Credit spreads tightened in the first half of the month, supported by the global rollout of coronavirus vaccines, strong corporate earnings results and plans for a $1.9trn fiscal stimulus in the US.
The Bank of England (BoE) monetary policy meeting was perceived as hawkish as it left interest rates and balance sheet policy unchanged while, for now, ruling out the use of negative interest rates.
UK gilt yields rose sharply, underperforming US treasuries and German bunds, due to a hawkish BoE, the successful UK vaccine rollout leading to the gradual reopening of the economy, and escalating concerns about inflation.

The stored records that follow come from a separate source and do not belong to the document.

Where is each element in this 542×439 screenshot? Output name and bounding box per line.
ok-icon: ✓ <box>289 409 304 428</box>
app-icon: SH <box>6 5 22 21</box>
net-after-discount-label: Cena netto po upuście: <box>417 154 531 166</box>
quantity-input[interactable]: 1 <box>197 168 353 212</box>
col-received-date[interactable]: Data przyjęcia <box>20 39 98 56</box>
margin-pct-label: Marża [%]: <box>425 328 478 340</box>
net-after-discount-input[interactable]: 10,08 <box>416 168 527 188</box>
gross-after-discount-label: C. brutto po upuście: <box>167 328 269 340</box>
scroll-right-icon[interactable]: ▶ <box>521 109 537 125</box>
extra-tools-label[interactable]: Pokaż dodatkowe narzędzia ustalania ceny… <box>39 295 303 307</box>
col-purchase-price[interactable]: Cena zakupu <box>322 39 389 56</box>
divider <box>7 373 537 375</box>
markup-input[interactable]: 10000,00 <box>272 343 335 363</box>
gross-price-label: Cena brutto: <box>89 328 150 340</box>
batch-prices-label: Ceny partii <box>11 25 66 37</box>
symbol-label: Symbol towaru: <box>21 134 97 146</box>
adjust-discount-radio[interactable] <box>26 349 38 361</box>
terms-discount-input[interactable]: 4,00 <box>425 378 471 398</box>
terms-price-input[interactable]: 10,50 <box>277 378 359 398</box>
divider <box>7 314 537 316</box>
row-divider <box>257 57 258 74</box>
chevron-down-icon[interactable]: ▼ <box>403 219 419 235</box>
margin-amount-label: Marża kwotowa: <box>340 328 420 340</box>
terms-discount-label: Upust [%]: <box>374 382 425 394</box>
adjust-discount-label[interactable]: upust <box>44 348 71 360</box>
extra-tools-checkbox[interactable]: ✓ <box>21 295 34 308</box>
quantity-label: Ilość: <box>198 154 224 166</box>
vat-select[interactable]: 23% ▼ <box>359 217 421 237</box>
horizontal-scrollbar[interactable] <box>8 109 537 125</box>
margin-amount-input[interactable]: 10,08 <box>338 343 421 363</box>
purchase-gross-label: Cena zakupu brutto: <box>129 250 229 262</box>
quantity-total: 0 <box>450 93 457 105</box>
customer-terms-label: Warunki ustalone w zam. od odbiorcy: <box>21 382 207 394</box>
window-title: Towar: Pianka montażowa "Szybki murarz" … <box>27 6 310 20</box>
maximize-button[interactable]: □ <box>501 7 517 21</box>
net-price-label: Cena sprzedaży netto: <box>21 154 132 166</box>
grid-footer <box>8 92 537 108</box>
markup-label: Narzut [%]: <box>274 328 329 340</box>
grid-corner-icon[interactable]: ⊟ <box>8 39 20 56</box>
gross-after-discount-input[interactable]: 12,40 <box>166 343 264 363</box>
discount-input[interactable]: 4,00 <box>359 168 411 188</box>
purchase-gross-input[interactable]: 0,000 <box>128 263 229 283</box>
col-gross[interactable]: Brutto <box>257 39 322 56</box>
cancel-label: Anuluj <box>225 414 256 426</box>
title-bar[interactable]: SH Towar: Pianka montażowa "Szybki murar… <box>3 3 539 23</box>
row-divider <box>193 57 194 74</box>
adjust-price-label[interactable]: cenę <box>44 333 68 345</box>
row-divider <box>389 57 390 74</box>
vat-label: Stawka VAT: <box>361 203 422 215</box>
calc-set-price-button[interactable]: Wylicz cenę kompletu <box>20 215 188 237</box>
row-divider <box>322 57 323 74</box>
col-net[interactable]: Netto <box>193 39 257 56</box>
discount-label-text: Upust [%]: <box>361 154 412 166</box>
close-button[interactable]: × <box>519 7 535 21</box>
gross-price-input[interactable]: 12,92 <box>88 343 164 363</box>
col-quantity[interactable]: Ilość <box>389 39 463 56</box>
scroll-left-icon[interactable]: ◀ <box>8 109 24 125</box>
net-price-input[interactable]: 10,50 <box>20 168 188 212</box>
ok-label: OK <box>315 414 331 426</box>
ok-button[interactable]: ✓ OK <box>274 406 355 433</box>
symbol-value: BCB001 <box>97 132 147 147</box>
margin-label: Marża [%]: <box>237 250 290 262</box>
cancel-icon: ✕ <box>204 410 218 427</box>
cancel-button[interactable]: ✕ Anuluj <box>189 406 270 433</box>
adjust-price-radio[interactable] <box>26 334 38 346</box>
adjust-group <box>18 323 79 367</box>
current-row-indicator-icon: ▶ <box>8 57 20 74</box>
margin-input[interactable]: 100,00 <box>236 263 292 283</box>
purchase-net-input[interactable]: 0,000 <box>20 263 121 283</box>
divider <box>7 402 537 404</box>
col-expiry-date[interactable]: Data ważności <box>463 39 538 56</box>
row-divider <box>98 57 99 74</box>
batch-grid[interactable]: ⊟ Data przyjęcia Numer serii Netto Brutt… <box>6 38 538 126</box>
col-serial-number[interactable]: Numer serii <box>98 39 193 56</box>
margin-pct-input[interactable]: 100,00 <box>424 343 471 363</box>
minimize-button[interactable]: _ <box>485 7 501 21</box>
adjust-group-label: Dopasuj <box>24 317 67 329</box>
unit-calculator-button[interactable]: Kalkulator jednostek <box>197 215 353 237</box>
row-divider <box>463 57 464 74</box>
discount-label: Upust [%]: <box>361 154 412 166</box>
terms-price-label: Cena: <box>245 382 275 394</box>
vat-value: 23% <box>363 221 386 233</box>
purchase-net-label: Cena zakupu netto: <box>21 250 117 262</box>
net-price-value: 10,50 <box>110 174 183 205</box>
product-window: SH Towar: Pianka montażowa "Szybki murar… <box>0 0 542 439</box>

Portfolio positioning and performance
Sterling investment grade primary issuance was disappointing at £3.6bn, marking the slowest February since 2018. As such, we participated in only one new issue from First Abu Dhabi Bank. Following the successful UK and US vaccine rollouts, we added exposure to UK hospitality companies Whitbread and Intercontinental Hotels Group, both new additions to the Fund. As such, our exposure to BBB rated bonds was stable at 51%.
Outlook
Following the continuation of very accommodative monetary policies, additional US fiscal stimulus, and the acceleration of the vaccine rollout globally, we are ready to look through some near-term risks and believe that 2021 will be all about carry. Therefore, we plan to remain overweight in BBB rated bonds while keeping the duration at the lower end of our historical range.